Leica Birding Team: Tiffany Kersten

Harris's Hawk - Banding in Mission, TX with Bill Clark

Harris’s Hawk – Banding in Mission, TX with Bill Clark

How would thousands of Sandhill Cranes in a field, backlit by the day’s golden hour affect a fledgling nature lover? In the case of Tiffany Kersten, such an experience at the age of 12 inspired her world view to one attuned with the lives of birds. It opened her curiosity about all things wild at an early age, leading her through a series of field jobs and research projects that have contributed to an impressive career outdoors.

Tiffany is now Supervisor of Environmental Education at Quinta Mazatlan, a renowned birding location in the Lower Rio Grande Valley of South Texas, a component of the World Birding Center. Upon meeting her, it won’t be long before conversations turn to birds, making evident her broad knowledge and experience. But it is when she talks about giving young people an opportunity to become interested in nature that her passion really shines. She understands firsthand the power nature holds as a great teacher, and believes children should be exposed to it and allowed to grow in their appreciation of the natural world. And she aims to do just that through an ambitious birding education program she is spearheading at Quinta Mazatlan.

Teaching a young birder at Edwin B. Forsythe National Wildlife Refuge

Teaching a young birder at Edwin B. Forsythe National Wildlife Refuge

If you’ve ever been out birding anywhere from Cape May to Southeast Arizona and bumped into Tiffany, you were likely impressed by the large-lensed camera strapped around her shoulder, her sharpness and easy demeanor. Or maybe you’ve seen one of her excellent photographs of birds in flight, no doubt influenced by her experience monitoring raptors and seabirds. In her photos one can almost see reflections of those 2,000 cranes that sparked her interests during childhood.

As a kid growing up in the small town of Kaukauna, Wisconsin, her love of the outdoors came naturally. She often accompanied her dad on hunting expeditions for small game and deer. At home, Tiffany and her younger brother could not stay long before their parents encouraged them out of doors again.

Photographing shorebirds in Cape May, NJ

Photographing shorebirds in Cape May, NJ

It was also around this time period that she received her first binoculars as a Christmas gift. Although they were an inexpensive beginner’s pair, they were useful during an 8-week  birding course she took after school. Following that, she’d spend plenty of time inspecting the House Finches in her yard and comparing them to the 1984 Peterson field guide at her house.
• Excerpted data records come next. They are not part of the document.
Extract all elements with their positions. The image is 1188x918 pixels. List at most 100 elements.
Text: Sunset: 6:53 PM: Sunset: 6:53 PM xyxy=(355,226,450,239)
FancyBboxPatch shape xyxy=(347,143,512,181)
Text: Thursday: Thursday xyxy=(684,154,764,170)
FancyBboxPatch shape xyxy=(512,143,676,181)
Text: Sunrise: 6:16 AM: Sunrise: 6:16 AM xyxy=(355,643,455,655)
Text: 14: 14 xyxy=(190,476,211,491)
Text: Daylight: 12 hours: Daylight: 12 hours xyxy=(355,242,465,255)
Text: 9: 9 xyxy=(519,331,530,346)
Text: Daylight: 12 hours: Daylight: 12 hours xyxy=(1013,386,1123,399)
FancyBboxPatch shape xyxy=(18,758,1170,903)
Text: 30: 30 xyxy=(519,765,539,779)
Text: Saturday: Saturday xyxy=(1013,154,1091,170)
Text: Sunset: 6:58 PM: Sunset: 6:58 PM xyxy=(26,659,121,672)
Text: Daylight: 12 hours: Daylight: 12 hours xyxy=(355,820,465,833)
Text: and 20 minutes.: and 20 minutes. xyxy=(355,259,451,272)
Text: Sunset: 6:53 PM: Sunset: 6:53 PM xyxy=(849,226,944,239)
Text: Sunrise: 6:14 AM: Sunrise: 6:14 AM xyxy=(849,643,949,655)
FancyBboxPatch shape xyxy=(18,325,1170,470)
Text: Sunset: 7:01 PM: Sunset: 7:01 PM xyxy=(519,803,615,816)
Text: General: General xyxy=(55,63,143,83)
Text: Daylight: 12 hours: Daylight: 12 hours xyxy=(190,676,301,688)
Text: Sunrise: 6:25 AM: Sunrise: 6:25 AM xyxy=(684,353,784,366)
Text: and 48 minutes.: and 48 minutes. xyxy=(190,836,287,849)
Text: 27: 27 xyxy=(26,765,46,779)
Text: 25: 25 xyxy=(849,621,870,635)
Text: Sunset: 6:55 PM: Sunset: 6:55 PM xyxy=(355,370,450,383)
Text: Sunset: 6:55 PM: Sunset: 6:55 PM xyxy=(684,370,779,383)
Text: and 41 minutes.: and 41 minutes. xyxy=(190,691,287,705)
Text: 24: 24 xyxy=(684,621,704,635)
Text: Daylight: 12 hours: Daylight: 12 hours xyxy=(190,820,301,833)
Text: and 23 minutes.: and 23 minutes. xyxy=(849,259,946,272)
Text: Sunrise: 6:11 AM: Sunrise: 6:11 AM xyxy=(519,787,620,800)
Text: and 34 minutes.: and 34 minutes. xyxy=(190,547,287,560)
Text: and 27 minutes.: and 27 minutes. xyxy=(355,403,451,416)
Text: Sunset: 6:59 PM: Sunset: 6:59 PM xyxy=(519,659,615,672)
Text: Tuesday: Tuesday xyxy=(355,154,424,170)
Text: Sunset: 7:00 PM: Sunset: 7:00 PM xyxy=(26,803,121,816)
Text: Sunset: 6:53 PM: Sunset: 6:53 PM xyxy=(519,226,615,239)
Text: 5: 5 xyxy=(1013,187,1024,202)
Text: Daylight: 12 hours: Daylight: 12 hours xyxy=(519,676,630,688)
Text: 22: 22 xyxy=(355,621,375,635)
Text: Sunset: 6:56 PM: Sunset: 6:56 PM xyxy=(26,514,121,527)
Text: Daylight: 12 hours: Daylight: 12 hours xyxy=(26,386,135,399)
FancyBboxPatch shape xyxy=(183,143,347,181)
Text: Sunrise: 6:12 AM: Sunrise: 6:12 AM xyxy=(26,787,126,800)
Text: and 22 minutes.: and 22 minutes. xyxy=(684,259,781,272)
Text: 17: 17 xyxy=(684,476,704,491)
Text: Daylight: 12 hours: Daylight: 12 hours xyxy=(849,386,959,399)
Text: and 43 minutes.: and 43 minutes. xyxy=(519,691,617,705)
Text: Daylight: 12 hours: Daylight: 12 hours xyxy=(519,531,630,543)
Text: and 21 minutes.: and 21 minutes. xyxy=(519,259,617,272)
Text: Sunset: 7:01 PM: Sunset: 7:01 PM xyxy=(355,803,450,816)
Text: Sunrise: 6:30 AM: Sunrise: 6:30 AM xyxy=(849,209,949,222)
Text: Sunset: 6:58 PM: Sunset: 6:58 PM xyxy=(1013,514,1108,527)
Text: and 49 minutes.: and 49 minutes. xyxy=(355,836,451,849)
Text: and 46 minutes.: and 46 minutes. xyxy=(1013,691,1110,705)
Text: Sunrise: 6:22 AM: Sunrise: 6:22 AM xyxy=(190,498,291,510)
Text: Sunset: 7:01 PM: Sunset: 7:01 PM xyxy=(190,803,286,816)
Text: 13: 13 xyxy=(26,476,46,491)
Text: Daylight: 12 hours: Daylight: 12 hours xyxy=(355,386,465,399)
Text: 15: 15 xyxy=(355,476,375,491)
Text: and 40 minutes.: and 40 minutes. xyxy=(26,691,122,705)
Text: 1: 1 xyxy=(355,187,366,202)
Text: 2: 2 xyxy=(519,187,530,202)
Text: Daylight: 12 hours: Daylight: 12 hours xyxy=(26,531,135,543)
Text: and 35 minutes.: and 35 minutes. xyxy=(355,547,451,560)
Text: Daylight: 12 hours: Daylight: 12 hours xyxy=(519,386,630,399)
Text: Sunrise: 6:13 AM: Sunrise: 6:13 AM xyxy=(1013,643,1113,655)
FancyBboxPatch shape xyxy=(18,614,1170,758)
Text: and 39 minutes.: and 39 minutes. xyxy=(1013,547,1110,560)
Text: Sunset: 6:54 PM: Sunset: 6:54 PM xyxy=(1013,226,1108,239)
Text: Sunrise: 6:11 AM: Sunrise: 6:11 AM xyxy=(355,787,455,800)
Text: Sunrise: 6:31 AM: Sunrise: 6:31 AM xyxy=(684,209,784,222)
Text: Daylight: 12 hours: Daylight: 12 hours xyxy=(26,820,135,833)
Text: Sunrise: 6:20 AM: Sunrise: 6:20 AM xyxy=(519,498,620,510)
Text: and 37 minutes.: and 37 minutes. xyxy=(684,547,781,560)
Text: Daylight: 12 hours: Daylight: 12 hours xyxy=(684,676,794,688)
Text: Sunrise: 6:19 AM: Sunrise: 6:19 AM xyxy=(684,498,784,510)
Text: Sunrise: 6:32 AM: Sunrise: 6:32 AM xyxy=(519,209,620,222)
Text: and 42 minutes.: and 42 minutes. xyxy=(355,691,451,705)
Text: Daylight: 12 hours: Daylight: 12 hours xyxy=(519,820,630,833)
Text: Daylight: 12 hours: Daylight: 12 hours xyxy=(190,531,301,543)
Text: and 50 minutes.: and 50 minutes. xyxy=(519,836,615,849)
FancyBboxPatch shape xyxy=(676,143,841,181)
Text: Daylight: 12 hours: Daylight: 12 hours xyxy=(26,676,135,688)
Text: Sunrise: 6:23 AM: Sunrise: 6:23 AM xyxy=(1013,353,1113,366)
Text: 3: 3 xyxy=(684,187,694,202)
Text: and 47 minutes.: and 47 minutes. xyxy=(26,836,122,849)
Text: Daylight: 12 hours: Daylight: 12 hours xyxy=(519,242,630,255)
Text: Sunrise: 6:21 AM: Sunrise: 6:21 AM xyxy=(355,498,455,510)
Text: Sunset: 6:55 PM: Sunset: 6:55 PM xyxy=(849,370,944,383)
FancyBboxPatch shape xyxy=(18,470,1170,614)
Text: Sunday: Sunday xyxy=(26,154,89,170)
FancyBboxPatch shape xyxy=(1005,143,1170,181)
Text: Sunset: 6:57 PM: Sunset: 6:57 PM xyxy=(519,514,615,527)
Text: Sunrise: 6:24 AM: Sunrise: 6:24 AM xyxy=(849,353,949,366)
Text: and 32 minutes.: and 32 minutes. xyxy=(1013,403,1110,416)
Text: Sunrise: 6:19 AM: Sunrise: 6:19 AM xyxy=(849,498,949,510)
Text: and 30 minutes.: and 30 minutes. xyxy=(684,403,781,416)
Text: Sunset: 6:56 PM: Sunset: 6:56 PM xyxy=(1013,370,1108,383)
Although Tiffany remained a backyard birder through childhood, a turning point came when she took an ornithology course as part of her Natural Resources BS at Northland College. During a field exercise using a scope, she surprised herself and all others by her ability to identify dowitchers – birds with names she had not summoned since having read them in her field guide as a child. Before long, she made her first migration out of Wisconsin to Cape May, New Jersey – a place that remained high in memory from nature lessons earlier in life.

She had only applied for one job outside her native state, and realizing it may be a life changing move took a position as seasonal Interpretive Naturalist for the Cape May Bird Observatory (CMBO) on the Hawkwatch . Tiffany’s love for birds was solidified that season. She soon understood how special her situation was when she found herself surrounded by some of the best mentors in the industry, the likes of Pete Dunne, Michael O’Brien and Kevin Karlson.
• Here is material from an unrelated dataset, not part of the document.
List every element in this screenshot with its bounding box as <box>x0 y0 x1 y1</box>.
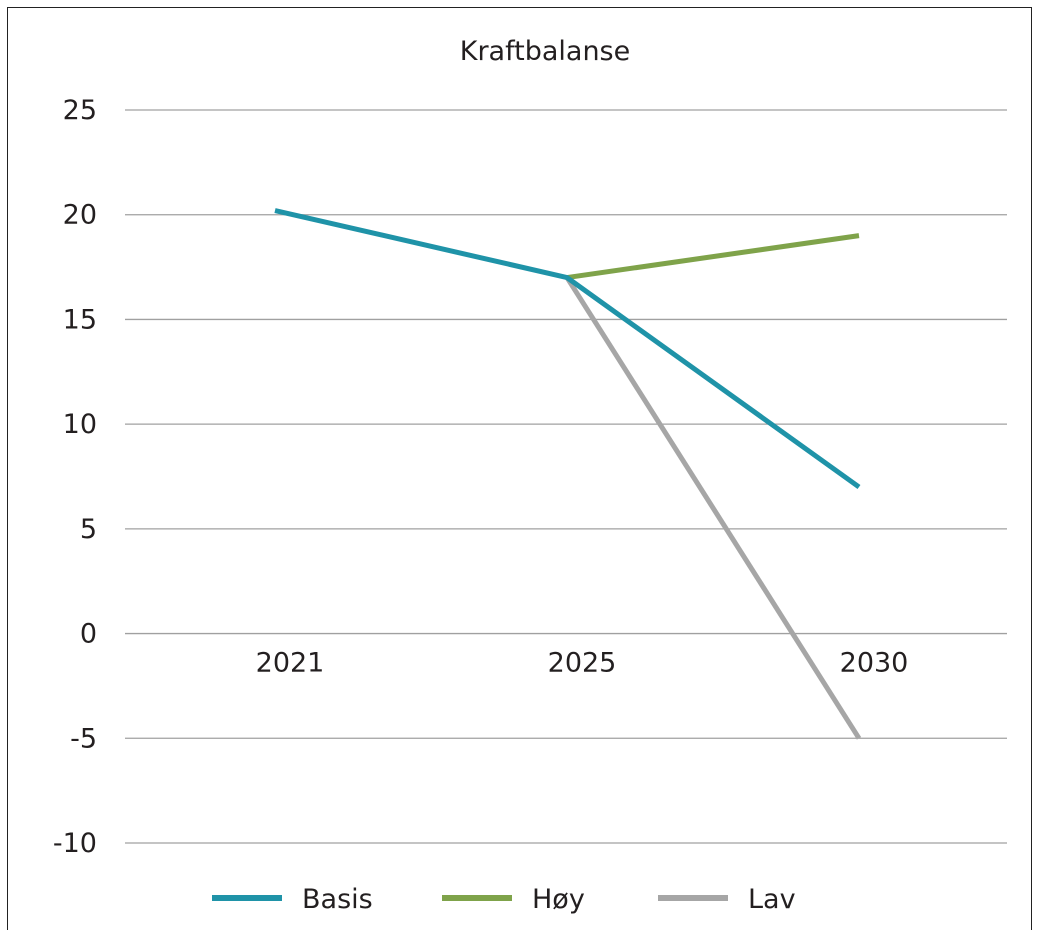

Osprey banding at Edwin B. Forsythe NWR

Osprey banding at Edwin B. Forsythe NWR

During this field interpretation experience she came into contact with Leica Sport Optics for the first time, as part of the company’s sponsorship of CMBO’s Hawkwatch. She was in awe of how excellent these binoculars were in comparison to what she had been using before then. She never put those Leicas down. Today, she continues using Ultravids, and loves how the 8x42s fit in her hands. Her scope of choice is the portable APO Televid 65. As a Leica Birding Team member she has shared her experiences through social media and this blog, and has shared her optics and observations while leading trips during many events.

Tiffany brings many assets to her position at Quinta Mazatlan, and this Texas outpost will surely shine with a good dose of her influence. She has surveyed for songbirds and raptors for the U.S. Forest Service, monitored shorebirds for Massachusetts Audubon, banded honeycreepers in Hawaii and seabirds in Maine, and above all she has cherished her experiences as an interpreter and an educator. Hearing her speak ardently about her current projects, it is easy to get excited about the programs she is developing, including a series of bird ID and behavior workshops, and a young birder’s club. She is also working on plans to revive the World Birding Center circuit and working with her community to expand that network of sites dedicated to nature education and recreation. Hearing about that project brings to mind the reasons why the Lower Rio Grande Valley is one of the birding meccas of the world. Now that Tiffany Kersten is involved in strengthening the Valley’s offerings, there is little doubt that the region will continue attracting the attention of nature enthusiasts for generations to come.